Savon de ménage : les exportations du Cameroun bondissent de 31 % en 2025
Portées par une forte demande régionale, elles ont atteint 74 208 tonnes en 2025, contre 56 624 tonnes un an plus tôt. En cinq ans, la filière a généré plus de 227 milliards Fcfa de recettes, malgré une forte dépendance à l’huile de palme importée.

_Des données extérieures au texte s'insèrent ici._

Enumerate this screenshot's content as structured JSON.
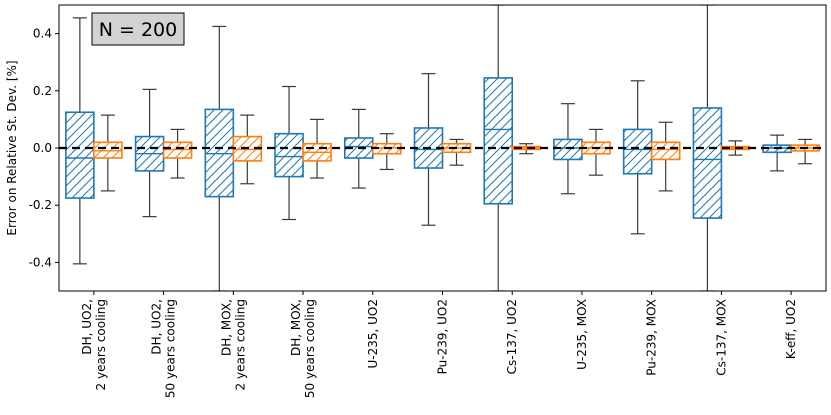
{
  "chart_data": {
    "type": "boxplot",
    "annotation": "N = 200",
    "xlabel": "",
    "ylabel": "Error on Relative St. Dev. [%]",
    "ylim": [
      -0.5,
      0.5
    ],
    "yticks": [
      -0.4,
      -0.2,
      0.0,
      0.2,
      0.4
    ],
    "ytick_labels": [
      "-0.4",
      "-0.2",
      "0.0",
      "0.2",
      "0.4"
    ],
    "reference_line": 0.0,
    "colors": {
      "series1": "#1f77b4",
      "series2": "#ff7f0e",
      "median": "#000000",
      "whisker": "#3a3a3a"
    },
    "categories": [
      {
        "label": [
          "DH, UO2,",
          "2 years cooling"
        ],
        "boxes": [
          {
            "series": "series1",
            "whislo": -0.405,
            "q1": -0.175,
            "med": -0.035,
            "q3": 0.125,
            "whishi": 0.455
          },
          {
            "series": "series2",
            "whislo": -0.15,
            "q1": -0.035,
            "med": -0.01,
            "q3": 0.02,
            "whishi": 0.115
          }
        ]
      },
      {
        "label": [
          "DH, UO2,",
          "50 years cooling"
        ],
        "boxes": [
          {
            "series": "series1",
            "whislo": -0.24,
            "q1": -0.08,
            "med": -0.02,
            "q3": 0.04,
            "whishi": 0.205
          },
          {
            "series": "series2",
            "whislo": -0.105,
            "q1": -0.035,
            "med": -0.005,
            "q3": 0.02,
            "whishi": 0.065
          }
        ]
      },
      {
        "label": [
          "DH, MOX,",
          "2 years cooling"
        ],
        "boxes": [
          {
            "series": "series1",
            "whislo": -0.5,
            "q1": -0.17,
            "med": -0.02,
            "q3": 0.135,
            "whishi": 0.425
          },
          {
            "series": "series2",
            "whislo": -0.125,
            "q1": -0.045,
            "med": -0.005,
            "q3": 0.04,
            "whishi": 0.115
          }
        ]
      },
      {
        "label": [
          "DH, MOX,",
          "50 years cooling"
        ],
        "boxes": [
          {
            "series": "series1",
            "whislo": -0.25,
            "q1": -0.1,
            "med": -0.03,
            "q3": 0.05,
            "whishi": 0.215
          },
          {
            "series": "series2",
            "whislo": -0.105,
            "q1": -0.045,
            "med": -0.015,
            "q3": 0.015,
            "whishi": 0.1
          }
        ]
      },
      {
        "label": [
          "U-235, UO2"
        ],
        "boxes": [
          {
            "series": "series1",
            "whislo": -0.14,
            "q1": -0.035,
            "med": 0.005,
            "q3": 0.035,
            "whishi": 0.135
          },
          {
            "series": "series2",
            "whislo": -0.075,
            "q1": -0.02,
            "med": 0.0,
            "q3": 0.015,
            "whishi": 0.05
          }
        ]
      },
      {
        "label": [
          "Pu-239, UO2"
        ],
        "boxes": [
          {
            "series": "series1",
            "whislo": -0.27,
            "q1": -0.07,
            "med": -0.005,
            "q3": 0.07,
            "whishi": 0.26
          },
          {
            "series": "series2",
            "whislo": -0.06,
            "q1": -0.015,
            "med": 0.0,
            "q3": 0.015,
            "whishi": 0.03
          }
        ]
      },
      {
        "label": [
          "Cs-137, UO2"
        ],
        "boxes": [
          {
            "series": "series1",
            "whislo": -0.5,
            "q1": -0.195,
            "med": 0.065,
            "q3": 0.245,
            "whishi": 0.5
          },
          {
            "series": "series2",
            "whislo": -0.02,
            "q1": -0.005,
            "med": 0.0,
            "q3": 0.005,
            "whishi": 0.015
          }
        ]
      },
      {
        "label": [
          "U-235, MOX"
        ],
        "boxes": [
          {
            "series": "series1",
            "whislo": -0.16,
            "q1": -0.04,
            "med": 0.0,
            "q3": 0.03,
            "whishi": 0.155
          },
          {
            "series": "series2",
            "whislo": -0.095,
            "q1": -0.02,
            "med": 0.0,
            "q3": 0.02,
            "whishi": 0.065
          }
        ]
      },
      {
        "label": [
          "Pu-239, MOX"
        ],
        "boxes": [
          {
            "series": "series1",
            "whislo": -0.3,
            "q1": -0.09,
            "med": -0.005,
            "q3": 0.065,
            "whishi": 0.235
          },
          {
            "series": "series2",
            "whislo": -0.15,
            "q1": -0.04,
            "med": -0.005,
            "q3": 0.02,
            "whishi": 0.09
          }
        ]
      },
      {
        "label": [
          "Cs-137, MOX"
        ],
        "boxes": [
          {
            "series": "series1",
            "whislo": -0.5,
            "q1": -0.245,
            "med": -0.04,
            "q3": 0.14,
            "whishi": 0.5
          },
          {
            "series": "series2",
            "whislo": -0.025,
            "q1": -0.005,
            "med": 0.0,
            "q3": 0.005,
            "whishi": 0.025
          }
        ]
      },
      {
        "label": [
          "K-eff, UO2"
        ],
        "boxes": [
          {
            "series": "series1",
            "whislo": -0.08,
            "q1": -0.015,
            "med": 0.0,
            "q3": 0.01,
            "whishi": 0.045
          },
          {
            "series": "series2",
            "whislo": -0.055,
            "q1": -0.01,
            "med": 0.0,
            "q3": 0.01,
            "whishi": 0.03
          }
        ]
      }
    ]
  }
}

Le savon de ménage camerounais se vend bien hors des frontières nationales. Selon les données du dernier rapport sur le commerce extérieur du Cameroun publié par l’Institut national de la statistique (Ins), les exportations camerounaises de savons de ménage en morceaux ont fortement progressé en 2025, pour atteindre 74 208 tonnes, contre 56 624 tonnes en 2024. En un an, les volumes exportés ont ainsi augmenté de 17 584 tonnes, soit une hausse de 31 %. Cette progression a permis à la filière de générer 52,9 milliards Fcfa de recettes en 2025, un niveau inédit depuis 2021.
Portée par une forte demande régionale, notamment en Afrique centrale et de l’Ouest, la filière savon de ménage a rapporté au total 227,1 milliards Fcfa au Cameroun entre 2021 et 2025, pour 293 766 tonnes exportées. Le Nigeria demeure le principal débouché du savon camerounais, absorbant à lui seul près de 68 % des exportations du pays.
« Ici, nous sommes devant la problématique majeure du commerce extérieur du Cameroun. Nous traînons un déficit commercial depuis de longues années et cela amplifie la dette extérieure. Normalement lorsque nous avons un créneau comme celui du savon qui peut être dynamique de la sorte, il vaut mieux mettre beaucoup d’accent là-dessus. C’est plutôt l’une des rares bonnes nouvelles qu’on peut avoir en économie au Cameroun », note l’économiste Dieudonné Essomba.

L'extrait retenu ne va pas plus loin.